Use the tool to find relevant information before answering questions.
When answering:
- Be conversational and fun, like you're chatting with a fellow R enthusiast
- Cite specific episode numbers when possible (e.g., 'In episode 217, Eric mentioned...')
- If Eric or Mike said something funny or interesting, share that!
- Use emojis occasionally to keep things light 😊
- Keep answers concise but informative"
)
# Register the RAG store as a tool
ragnar_register_tool_retrieve(chat, store)
# Handle user input
observeEvent(input$chat_user_input, {
stream <- chat$stream_async(input$chat_user_input)
chat_append("chat", stream)
})
}For the theme we took inspiration from the podcast’s colorful logo and defined a few colors:
# Custom theme matching the podcast logo colors
app_theme <- bs_theme(
bg = "#F8F9FA",
fg = "#2C3E50",
primary = "#9B59B6",
secondary = "#F39C12",
success = "#27AE60",
info = "#3498DB",
base_font = font_google("Open Sans"),
heading_font = font_google("Roboto"),
font_scale = 1.0
)We also added some shadow effects to make the theme abit more fun:
body {
background: linear-gradient(135deg,
#E8F5F7 0%, #F5E8F7 25%, #FFF4E6 50%,
#E8F7E8 75%, #E8F5F7 100%);
background-attachment: fixed;
}
.card {
box-shadow: 0 4px 6px rgba(155, 89, 182, 0.1), 0 1px 3px rgba(243, 156, 18, 0.08);
border: none;
background: rgba(255, 255, 255, 0.95);
backdrop-filter: blur(10px);
}We also added some interactive elements to get the user started, done by passing this string object to chat_ui() function:
# Custom messages on app landing page
messages <- '
🎙️ **Hello, R enthusiast!** I\'m your friendly R Weekly Highlights podcast assistant!
I\'ve listened to episodes 200-217 so you don\'t have to search through hours of content. Ask me anything about what Eric and Mike discussed!
⚠️ Whilst RAG with llm is powerful, it might not always ahve the correct answer. Please check out the episodes directly for more details!

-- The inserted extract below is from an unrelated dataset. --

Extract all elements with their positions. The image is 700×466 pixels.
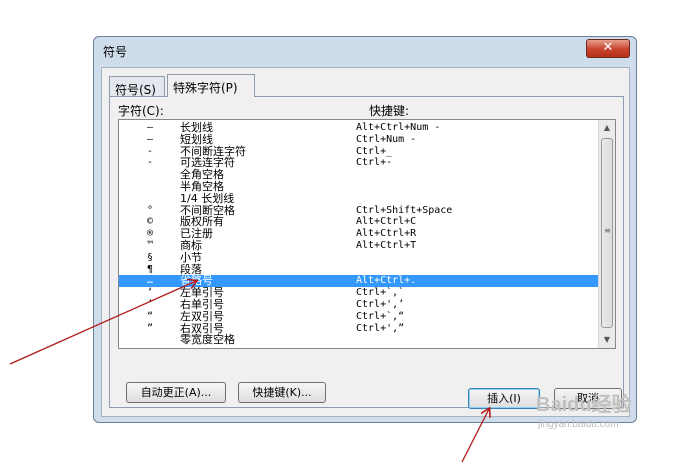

💡 **Try these to get started:**
* <span class="suggestion">🎯 Who are the hosts and where can I find them?</span>
* <span class="suggestion">🐍 What did Mike and Eric say about Python and R working together in episode 217?</span>
* <span class="suggestion submit">📦 Tell me about cool packages they mentioned in episode 204</span>
'To deploy the app we used Posit Connect Cloud, by doing the following:
# Validate required files
if (!file.exists("rweeklypodcast.ragnar.duckdb")) {
stop("Database file not found! Run build_store.r first.")
}
# Deploy with all necessary files
rsconnect::deployApp(
appDir = getwd(),
appFiles = c(
"app.R",
"rweeklypodcast.ragnar.duckdb",
".Renviron"
),
appName = "r-weekly-podcast-chat",
forceUpdate = TRUE,
launch.browser = TRUE
)I used Posit Connect Cloud for the deployment. I had to upgrade to the basic tier to make the vector store database fit for the deployment. It is also tied to my Open AI API key, which can run out depending on how many users use the chat, so if at any point the app stops working don’t hate me!
In any case you can clone the repo and try it out for yourself, if I ran out of credits!
This project successfully implemented end-to-end RAG pipeline, from data collection to deployment. Then we built an intuitive chat interface using the shinychat package and an llm powered by out vector store that made podcast content searchable.
Whilst we were able to deploy a proof of concept, we met some challenges along the way. The dynamic content scraping was challenging and as a result we have gaps in our knowledge base. Not only that, for the episodes we did have transcripts for, we couldn’t put all of them into the vector store due to size limitation constraints with out deployment method of choice. Future versions may wish to address these issues. Furthermore, I noticed some start up delay when first booting up the app and sometimes when chatting. I maxed out the compute, but having more robust compute availability might help in that respect. Future versions may wish to add more direct references to the output from the LLM when chatting, improving overall user experience. I am sure some of our colleagues in the community can give these a shot!